If I understand correctly, #420 proposes directing the search results links towards .github.io. That might be the easiest solution in both cases.

This search tab could also be a place to remind people that they can browse the material on our .github.io, since this is slightly more convenient that clicking around in FUN.

Caveat: the state of the .github.io is not completely is not in sync with the user Jupyter notebooks, but I think that's fine ...

ArturoAmorQ avatar Aug 04 '21 12:08 ArturoAmorQ

If I understand correctly, #420 proposes directing the search results links towards .github.io. That might be the easiest solution in both cases.

It would be inside an iframe in FUN, so that would still give you the feeling you are inside FUN, the same way the forum tab on the top right gives you the feeling you are still inside FUN although the forum is in an external web page.

lesteve avatar Aug 04 '21 12:08 lesteve

Worst case scenario, concepts that are not covered in the user guide could be linked to wikipedia, what do you think?

ArturoAmorQ avatar Aug 05 '21 08:08 ArturoAmorQ

Using an external resource is fine I think.

The problem is that it is not so easy to find good resources at the level we want. The user guide is very often not such a good place for beginners, for example look at this section for nearest neighbors classification: https://scikit-learn.org/stable/modules/neighbors.html#nearest-neighbors-classification.

Finding a compromise solution where we hard-code links to .github.io (rather than making sphinx-like links between documents) could be a hacky yet good enough compromise. Other opinions more than welcome!

Note to our potential future selves: we can use linkcheck like this from time to time to make sure links still work:

jupyter-book build --builder linkcheck jupyter-book

lesteve avatar Aug 05 '21 09:08 lesteve

This would help to have specific points to be addressed (there are a few at the beginning already). Generic issues like this tend to rot with time.

lesteve avatar Jan 06 '22 10:01 lesteve

Hi all :wave:

scikit-learn beginner here, with a little background on ML/NLP. I'm doing the MOOC, and as mentioned in #623, search for things like "!wiki Bayes error rate" on DDG, or opening scikit-learn.org and searching in the site for some terms.

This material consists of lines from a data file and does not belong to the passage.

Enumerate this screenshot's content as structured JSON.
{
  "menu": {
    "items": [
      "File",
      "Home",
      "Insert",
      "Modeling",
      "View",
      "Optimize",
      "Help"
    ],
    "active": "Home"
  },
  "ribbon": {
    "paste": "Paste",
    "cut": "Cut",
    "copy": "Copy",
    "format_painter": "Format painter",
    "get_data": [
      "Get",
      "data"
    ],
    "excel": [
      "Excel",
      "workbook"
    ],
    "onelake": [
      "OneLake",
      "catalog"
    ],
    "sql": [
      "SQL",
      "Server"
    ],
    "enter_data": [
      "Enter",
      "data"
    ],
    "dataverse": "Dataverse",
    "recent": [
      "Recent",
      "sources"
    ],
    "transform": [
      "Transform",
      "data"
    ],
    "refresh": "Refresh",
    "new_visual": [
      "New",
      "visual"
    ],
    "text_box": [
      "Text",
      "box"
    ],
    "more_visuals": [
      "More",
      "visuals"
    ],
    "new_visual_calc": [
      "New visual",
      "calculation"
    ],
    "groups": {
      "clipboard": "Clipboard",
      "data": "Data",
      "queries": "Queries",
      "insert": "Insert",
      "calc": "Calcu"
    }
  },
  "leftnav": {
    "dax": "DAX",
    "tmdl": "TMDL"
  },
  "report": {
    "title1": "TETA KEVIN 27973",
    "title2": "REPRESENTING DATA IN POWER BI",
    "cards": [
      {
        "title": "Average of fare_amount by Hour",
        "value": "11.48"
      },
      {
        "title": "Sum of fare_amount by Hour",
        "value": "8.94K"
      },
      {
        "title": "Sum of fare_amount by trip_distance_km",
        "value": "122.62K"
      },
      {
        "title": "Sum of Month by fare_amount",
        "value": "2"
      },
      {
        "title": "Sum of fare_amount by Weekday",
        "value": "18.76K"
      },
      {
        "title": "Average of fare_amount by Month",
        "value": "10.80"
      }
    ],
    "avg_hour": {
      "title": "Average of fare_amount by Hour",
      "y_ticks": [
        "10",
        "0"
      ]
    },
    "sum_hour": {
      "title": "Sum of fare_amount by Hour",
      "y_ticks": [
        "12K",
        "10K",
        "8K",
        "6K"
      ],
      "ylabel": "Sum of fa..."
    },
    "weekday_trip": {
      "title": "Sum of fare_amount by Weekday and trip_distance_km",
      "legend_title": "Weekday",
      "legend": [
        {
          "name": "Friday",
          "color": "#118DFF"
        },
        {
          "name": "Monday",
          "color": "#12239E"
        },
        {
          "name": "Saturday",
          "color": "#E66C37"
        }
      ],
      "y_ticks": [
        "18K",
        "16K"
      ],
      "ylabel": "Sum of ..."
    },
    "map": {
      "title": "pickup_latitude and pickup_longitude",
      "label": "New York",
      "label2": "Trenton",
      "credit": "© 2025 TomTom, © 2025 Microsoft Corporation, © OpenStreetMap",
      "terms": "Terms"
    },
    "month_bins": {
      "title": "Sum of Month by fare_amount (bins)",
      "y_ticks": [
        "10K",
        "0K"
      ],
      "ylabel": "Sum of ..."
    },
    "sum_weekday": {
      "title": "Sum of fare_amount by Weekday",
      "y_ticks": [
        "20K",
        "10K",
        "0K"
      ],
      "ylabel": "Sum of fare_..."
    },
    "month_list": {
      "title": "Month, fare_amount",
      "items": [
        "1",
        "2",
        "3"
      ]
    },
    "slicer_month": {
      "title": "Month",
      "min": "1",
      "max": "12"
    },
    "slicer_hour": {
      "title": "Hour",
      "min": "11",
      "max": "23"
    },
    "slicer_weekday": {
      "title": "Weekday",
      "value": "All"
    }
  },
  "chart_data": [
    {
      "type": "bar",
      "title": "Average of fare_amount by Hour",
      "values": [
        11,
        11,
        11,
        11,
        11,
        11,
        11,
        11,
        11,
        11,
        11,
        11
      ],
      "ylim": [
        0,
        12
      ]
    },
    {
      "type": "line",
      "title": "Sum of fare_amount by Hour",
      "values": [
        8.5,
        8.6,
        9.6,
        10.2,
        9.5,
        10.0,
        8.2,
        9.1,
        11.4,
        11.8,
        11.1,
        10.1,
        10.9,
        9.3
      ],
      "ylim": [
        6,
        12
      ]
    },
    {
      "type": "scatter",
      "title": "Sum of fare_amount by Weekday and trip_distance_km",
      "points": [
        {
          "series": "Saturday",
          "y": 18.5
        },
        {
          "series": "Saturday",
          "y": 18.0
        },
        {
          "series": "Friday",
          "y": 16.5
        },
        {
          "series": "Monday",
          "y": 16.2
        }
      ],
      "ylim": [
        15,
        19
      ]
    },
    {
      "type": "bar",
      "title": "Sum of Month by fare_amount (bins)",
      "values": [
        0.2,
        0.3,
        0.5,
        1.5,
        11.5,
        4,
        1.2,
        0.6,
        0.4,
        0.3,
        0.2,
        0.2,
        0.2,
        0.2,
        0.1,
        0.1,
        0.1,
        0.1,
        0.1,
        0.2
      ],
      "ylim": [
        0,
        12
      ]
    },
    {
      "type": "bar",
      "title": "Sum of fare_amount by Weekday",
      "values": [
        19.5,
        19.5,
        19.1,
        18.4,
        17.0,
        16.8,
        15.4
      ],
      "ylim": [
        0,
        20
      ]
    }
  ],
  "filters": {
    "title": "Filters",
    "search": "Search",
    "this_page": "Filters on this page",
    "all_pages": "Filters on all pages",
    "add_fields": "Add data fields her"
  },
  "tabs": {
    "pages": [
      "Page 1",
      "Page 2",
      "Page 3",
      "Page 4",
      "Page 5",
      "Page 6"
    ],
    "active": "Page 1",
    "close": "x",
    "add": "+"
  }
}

But most of the time I use Wikipedia.

It'd be great to have links like foot notes (if we don't want to have links distracting users), as an extra section in the lesson like “References” or “Glossary”, etc., or maybe HTML links.

Thanks! Bruno

p.s.: I just tried searching "!scikit make_pipeline" and it didn't work, so I asked DDG to add a new bang for it :man_shrugging: not sure if it'll be accepted, but doesn't hurt to try. At least that way I'll be able to search these terms quicker until we have hyperlinks or some other fix.

image

kinow avatar Apr 26 '22 09:04 kinow

maybe HTML links.

I think that turning some word into HTML links to relevant wikipedia pages would be useful, and it would not add "noise" to the current material (we struggle to keep it not too long).

I can only speak for me, but I think that a PR doing that would be welcomed.